La bibita non intenderei toccarla, ma temo che in tehuelche significhi che voglio un bis. Il vino profuma come appena pigiato. La tazza è bisunta, scommetto che in cucina ballano più di una Cucaracha. Ma non sono qui per cercare i Nemici dell’Igiene. Sono qui per cercare Larry Bernasconi.
- Larry? Sì, lavora qui, almeno credo. Viene i fine settimana quando ci sono i contingenti stranieri. Sabato però non è venuto e non ha neanche chiamato. Il padrone se l’è presa a male.

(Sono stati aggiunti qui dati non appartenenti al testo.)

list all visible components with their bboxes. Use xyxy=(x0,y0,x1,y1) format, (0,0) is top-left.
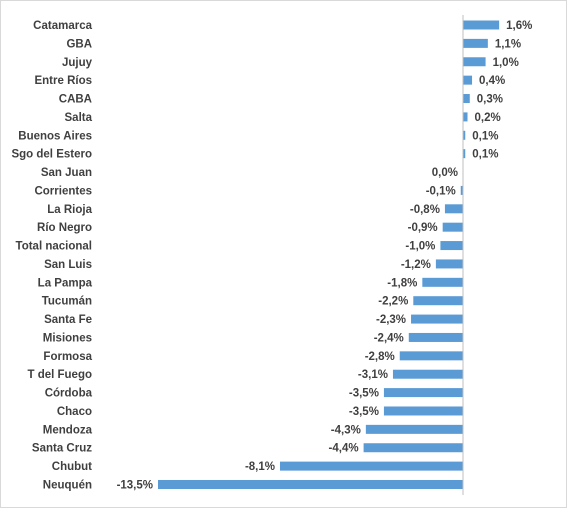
value-label: -1,8% xyxy=(387,277,417,289)
category-label: San Juan xyxy=(41,167,92,179)
value-label: -2,3% xyxy=(376,314,406,326)
value-label: -13,5% xyxy=(117,480,153,492)
bar xyxy=(363,443,463,453)
value-label: 0,3% xyxy=(477,94,503,106)
category-label: La Rioja xyxy=(47,204,92,216)
category-label: Chubut xyxy=(52,461,92,473)
value-label: -3,5% xyxy=(349,388,379,400)
bar xyxy=(422,277,463,287)
category-label: Salta xyxy=(65,112,93,124)
category-label: Formosa xyxy=(43,351,92,363)
value-label: 0,1% xyxy=(472,149,498,161)
bar xyxy=(444,204,463,214)
bar xyxy=(392,369,463,379)
category-label: Neuquén xyxy=(43,480,92,492)
category-label: Santa Fe xyxy=(44,314,92,326)
category-label: Tucumán xyxy=(42,296,92,308)
category-label: Entre Ríos xyxy=(34,75,92,87)
bar xyxy=(463,38,488,48)
category-label: Córdoba xyxy=(45,388,93,400)
category-label: Jujuy xyxy=(62,57,93,69)
value-label: -0,1% xyxy=(426,185,456,197)
bar xyxy=(460,185,463,195)
value-label: 0,1% xyxy=(472,130,498,142)
value-label: 1,6% xyxy=(506,20,532,32)
bar xyxy=(158,480,463,489)
bar xyxy=(435,259,463,269)
value-label: 0,0% xyxy=(432,167,458,179)
bar xyxy=(383,406,463,416)
bar xyxy=(463,75,473,85)
category-label: La Pampa xyxy=(38,277,93,289)
value-label: -2,2% xyxy=(378,296,408,308)
bar xyxy=(383,388,463,398)
value-label: -2,8% xyxy=(365,351,395,363)
value-label: -3,5% xyxy=(349,406,379,418)
value-label: -2,4% xyxy=(374,332,404,344)
category-label: Sgo del Estero xyxy=(11,149,92,161)
value-label: 1,1% xyxy=(495,38,521,50)
bar xyxy=(463,94,470,104)
value-label: 0,2% xyxy=(475,112,501,124)
value-label: -0,8% xyxy=(410,204,440,216)
bar xyxy=(463,130,466,140)
category-label: CABA xyxy=(59,94,92,106)
category-label: GBA xyxy=(66,38,92,50)
bar xyxy=(399,351,463,361)
value-label: -3,1% xyxy=(358,369,388,381)
category-label: Total nacional xyxy=(16,241,92,253)
bar xyxy=(408,332,463,342)
value-label: -8,1% xyxy=(245,461,275,473)
bar xyxy=(463,20,500,30)
bar xyxy=(463,57,486,67)
value-label: 1,0% xyxy=(493,57,519,69)
bar xyxy=(440,241,463,251)
bar xyxy=(442,222,463,232)
value-label: 0,4% xyxy=(479,75,505,87)
value-label: -1,0% xyxy=(405,241,435,253)
bar xyxy=(413,296,463,306)
category-label: San Luis xyxy=(44,259,92,271)
value-label: -4,3% xyxy=(331,424,361,436)
category-label: Misiones xyxy=(43,332,92,344)
bar xyxy=(463,112,468,122)
bar xyxy=(365,424,463,434)
category-label: Catamarca xyxy=(33,20,92,32)
bar xyxy=(280,461,463,471)
value-label: -0,9% xyxy=(408,222,438,234)
value-label: -1,2% xyxy=(401,259,431,271)
category-label: Corrientes xyxy=(34,185,92,197)
value-label: -4,4% xyxy=(329,443,359,455)
category-label: Río Negro xyxy=(37,222,92,234)
category-label: T del Fuego xyxy=(27,369,92,381)
category-label: Buenos Aires xyxy=(18,130,92,142)
category-label: Chaco xyxy=(57,406,92,418)
bar xyxy=(411,314,463,324)
category-label: Santa Cruz xyxy=(32,443,92,455)
category-label: Mendoza xyxy=(43,424,93,436)
bar xyxy=(463,149,466,159)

Perché lo cerchi?
- Vorrei fargli qualche domanda
- E’ nei guai? - poi assottiglia gli occhi - Non è che sei della Narcotici, vero?
Gli dico di no
- Larry è un tipo un po’ svitato, ma è a posto. Voglio dire, si fa di merca, come tutti qui, ma niente roba pesante.

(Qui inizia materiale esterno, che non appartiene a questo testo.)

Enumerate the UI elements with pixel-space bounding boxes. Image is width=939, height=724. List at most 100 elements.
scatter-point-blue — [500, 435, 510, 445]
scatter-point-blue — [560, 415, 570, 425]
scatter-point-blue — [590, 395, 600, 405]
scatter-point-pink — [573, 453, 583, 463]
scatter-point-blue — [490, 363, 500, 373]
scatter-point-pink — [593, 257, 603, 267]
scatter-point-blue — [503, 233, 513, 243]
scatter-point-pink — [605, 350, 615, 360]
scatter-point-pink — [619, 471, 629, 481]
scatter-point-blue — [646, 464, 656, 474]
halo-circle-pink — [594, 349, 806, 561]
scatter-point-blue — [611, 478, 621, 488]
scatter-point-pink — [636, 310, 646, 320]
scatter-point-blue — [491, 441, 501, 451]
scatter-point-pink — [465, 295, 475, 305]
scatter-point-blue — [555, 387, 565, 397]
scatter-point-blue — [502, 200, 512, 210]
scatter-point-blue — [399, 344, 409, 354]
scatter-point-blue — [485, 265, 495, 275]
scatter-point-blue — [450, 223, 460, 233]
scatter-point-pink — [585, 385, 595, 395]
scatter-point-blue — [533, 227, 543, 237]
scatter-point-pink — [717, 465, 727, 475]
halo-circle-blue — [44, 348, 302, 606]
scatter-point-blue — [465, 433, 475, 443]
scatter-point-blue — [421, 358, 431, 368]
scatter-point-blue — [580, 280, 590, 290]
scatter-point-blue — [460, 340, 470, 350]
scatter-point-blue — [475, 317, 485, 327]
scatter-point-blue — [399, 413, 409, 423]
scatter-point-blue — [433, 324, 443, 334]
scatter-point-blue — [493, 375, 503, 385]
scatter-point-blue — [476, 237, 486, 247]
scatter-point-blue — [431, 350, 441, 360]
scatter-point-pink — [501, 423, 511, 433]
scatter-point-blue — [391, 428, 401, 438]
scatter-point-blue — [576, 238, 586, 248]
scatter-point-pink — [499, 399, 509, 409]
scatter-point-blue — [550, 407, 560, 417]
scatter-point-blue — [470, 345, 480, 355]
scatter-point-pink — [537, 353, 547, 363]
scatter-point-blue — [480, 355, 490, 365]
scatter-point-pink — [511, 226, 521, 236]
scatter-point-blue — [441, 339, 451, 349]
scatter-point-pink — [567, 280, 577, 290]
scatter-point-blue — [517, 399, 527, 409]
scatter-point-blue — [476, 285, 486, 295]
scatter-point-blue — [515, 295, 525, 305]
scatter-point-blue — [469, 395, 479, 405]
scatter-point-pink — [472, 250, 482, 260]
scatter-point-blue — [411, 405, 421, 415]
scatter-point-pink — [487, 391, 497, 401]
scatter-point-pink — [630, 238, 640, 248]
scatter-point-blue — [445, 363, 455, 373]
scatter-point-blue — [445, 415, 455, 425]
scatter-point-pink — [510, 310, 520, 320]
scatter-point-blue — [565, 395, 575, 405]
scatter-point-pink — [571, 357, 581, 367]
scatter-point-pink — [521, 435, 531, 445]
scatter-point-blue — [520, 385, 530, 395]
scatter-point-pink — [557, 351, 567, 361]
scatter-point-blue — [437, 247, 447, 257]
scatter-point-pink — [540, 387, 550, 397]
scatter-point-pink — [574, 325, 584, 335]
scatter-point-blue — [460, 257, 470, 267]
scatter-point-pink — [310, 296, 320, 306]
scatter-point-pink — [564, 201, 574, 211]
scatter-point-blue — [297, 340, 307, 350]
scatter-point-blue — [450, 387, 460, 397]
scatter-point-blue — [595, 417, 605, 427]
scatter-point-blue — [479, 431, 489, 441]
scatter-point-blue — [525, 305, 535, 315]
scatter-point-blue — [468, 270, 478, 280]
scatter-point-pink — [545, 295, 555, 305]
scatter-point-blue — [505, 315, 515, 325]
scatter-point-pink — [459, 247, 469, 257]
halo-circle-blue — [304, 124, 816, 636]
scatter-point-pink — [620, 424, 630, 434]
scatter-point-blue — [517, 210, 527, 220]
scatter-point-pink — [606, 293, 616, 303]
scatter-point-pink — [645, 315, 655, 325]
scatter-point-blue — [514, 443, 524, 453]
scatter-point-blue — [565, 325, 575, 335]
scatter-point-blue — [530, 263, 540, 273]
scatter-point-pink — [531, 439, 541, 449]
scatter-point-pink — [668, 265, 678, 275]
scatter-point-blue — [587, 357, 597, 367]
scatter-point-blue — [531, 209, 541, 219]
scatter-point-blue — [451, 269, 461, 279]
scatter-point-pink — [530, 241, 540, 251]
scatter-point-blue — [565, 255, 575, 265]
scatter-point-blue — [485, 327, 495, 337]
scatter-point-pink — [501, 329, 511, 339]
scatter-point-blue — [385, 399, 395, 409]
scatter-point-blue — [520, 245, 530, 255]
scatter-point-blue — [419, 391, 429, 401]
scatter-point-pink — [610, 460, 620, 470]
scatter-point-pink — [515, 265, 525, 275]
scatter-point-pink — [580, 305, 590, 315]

Mi chiedo come si dica “fesso” in tehuelche. Gli faccio vedere la foto, tanto per essere sicuro. Sì, è lui, mi risponde. Gli lascio anche il mio biglietto, chiamami se torna. Mi dice che ha tanti pensieri per la testa, non so se mi ricordo. Perché non ti fai un nodo al fazzoletto? O diamo altri cento pesos agli struzzi?

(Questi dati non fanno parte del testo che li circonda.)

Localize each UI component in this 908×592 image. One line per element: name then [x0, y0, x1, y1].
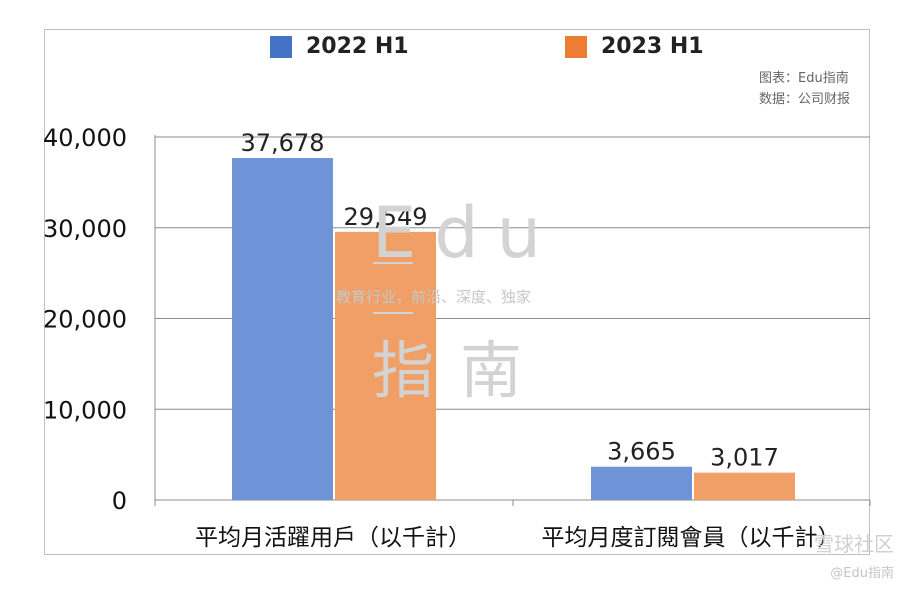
bar-2023-cat0 — [335, 231, 436, 500]
chart-source: 图表：Edu指南 数据：公司财报 — [759, 68, 850, 110]
data-label-2022-cat0: 37,678 — [241, 129, 325, 157]
legend-swatch-2023 — [565, 35, 587, 58]
bar-2022-cat1 — [591, 466, 692, 500]
bar-2022-cat0 — [232, 158, 333, 500]
data-label-2023-cat0: 29,549 — [344, 203, 428, 231]
corner-watermark-handle: @Edu指南 — [830, 566, 894, 581]
source-chart-credit: 图表：Edu指南 — [758, 71, 849, 86]
y-tick-label-2: 20,000 — [43, 306, 127, 334]
chart-frame — [44, 29, 870, 555]
legend-label-2022: 2022 H1 — [306, 34, 409, 59]
x-category-label-1: 平均月度訂閱會員（以千計） — [542, 525, 841, 551]
bar-2023-cat1 — [694, 472, 795, 500]
y-tick-label-0: 0 — [112, 487, 127, 515]
y-tick-label-4: 40,000 — [43, 124, 127, 152]
data-label-2023-cat1: 3,017 — [710, 444, 779, 472]
y-tick-label-1: 10,000 — [43, 396, 127, 424]
source-data-credit: 数据：公司财报 — [758, 92, 850, 107]
corner-watermark-community: 雪球社区 — [814, 532, 894, 556]
y-tick-label-3: 30,000 — [43, 215, 127, 243]
legend-item-2022: 2022 H1 — [270, 34, 409, 59]
legend-swatch-2022 — [270, 35, 292, 58]
x-category-label-0: 平均月活躍用戶（以千計） — [195, 525, 471, 551]
data-label-2022-cat1: 3,665 — [607, 438, 676, 466]
legend-item-2023: 2023 H1 — [565, 34, 704, 59]
legend-label-2023: 2023 H1 — [601, 34, 704, 59]
chart-legend: 2022 H1 2023 H1 — [0, 34, 908, 64]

- Faruba toofla! - mi dice mentre esco
- Uckfay ooyay! - rispondo
Stavolta non c’era bisogno di tradurre.
In ufficio trovo un messaggio sulla segreteria telefonica.
- Fajean, detective dei miei panetti! Ma tu i giornali non li leggi proprio mai! Non hai visto l’articolo di Palumbo sul Clarín? Larry, quel pelotudo di un tarado è in Europa, in Italia! Fa l’indio in uno spettacolo di tango! Proprio Larry! Il Boludo Bob! Ma ti rendi conto? E tu non sai niente! Sei licenziato! Anzi no, prima ascolti l’articolo, poi ti licenzio. E non starmi a mandare la nota spese che non ti rimborso niente, tanto hai solo bevuto. Senti qua:
“Dal nostro inviato Toto Palumbo - Le radici sono la fiction preferita del tango. Qua in Europa sembra niente, ma in Argentina non si parla d’altro da secoli. Giudicando forse loffio il fenotipo, vanno tutti a caccia del genotipo, del codice sorgivo che giustifichi simultaneamente Piazzolla e Varela. E giù a srotolare il gomitolo delle concause fino al faldone dimenticato. Dopo la vanitosa petizione dell’Unesco, forse non è un male che il tango teatrale rinunci ai suoi doveri formali per tornare alle radici, all’antico squallore, e che su tutti i palcoscenici si ripercorra il calendario all’indietro. Ormai l’unica consuetudine degli spettacoli di tango è di redigersi la biografia, di fornire un resoconto, sempre lo stesso, della sua risaputa cronologia.
Ma Tango Raices si spinge più in là, fino alle origini più originarie, fino al folklore, al zapateo, alla quena, ai nativi, agli idiofoni precolombiani. Anche gli indios avevano i loro indios… eccetera eccetera…” Ora senti qua:
“L’inoppugnabile autenticità del nativo che ha fatto roteare le bolas come un invasato non è inficiata dalla sua residenza altoatesina, né dalla sua magistrale partecipazione agli aperitivi tellurici che l’Ente del Turismo organizza il sabato sera…” No, scusa è più avanti, ecco qua:
“Ma ciò che più ha commosso il pubblico è stata a versione integrale de El Payador Perseguido di Atahualpa Yupanqui per opera di Larry Bernasconi, il nostro amatissimo Payador Bob. Solo, in un palcoscenico intabarrato di luce, Bernasconi ha rievocato minuziosamente la sua infanzia sorvolata dagli avvoltoi, la siccità polverosa, la solitudine, i ragni giganteschi, l’amicizia con i lama, le prime disavventure dell’amore. E poi la città crudele, la durezza dei marciapiedi, i tradimenti, le scadenze, le tasse, le multe. Altri tradimenti - ma guarda ‘sto infame - e poi la nostalgia per la piccola patria, i suoi tramonti infuocati, l’amarezza dello sradicamento… ‘sto impunito, ma se è nato a La Paternal!… Hai capito Fajean chi andavi a cercare? E senza trovare, per essere precisi… Hai capito, cara lince dei miei …
Ma a quel punto avevo già spento la segreteria. Eccome se avevo capito, potevo dire addio ai miei 500 pesos. Intanto fuori dalla finestra la notte scendeva come un sipario di bitume sulla città spietata dove gli uomini si amano e si scannano. Che mi crediate o no, è solo lì che voglio vivere.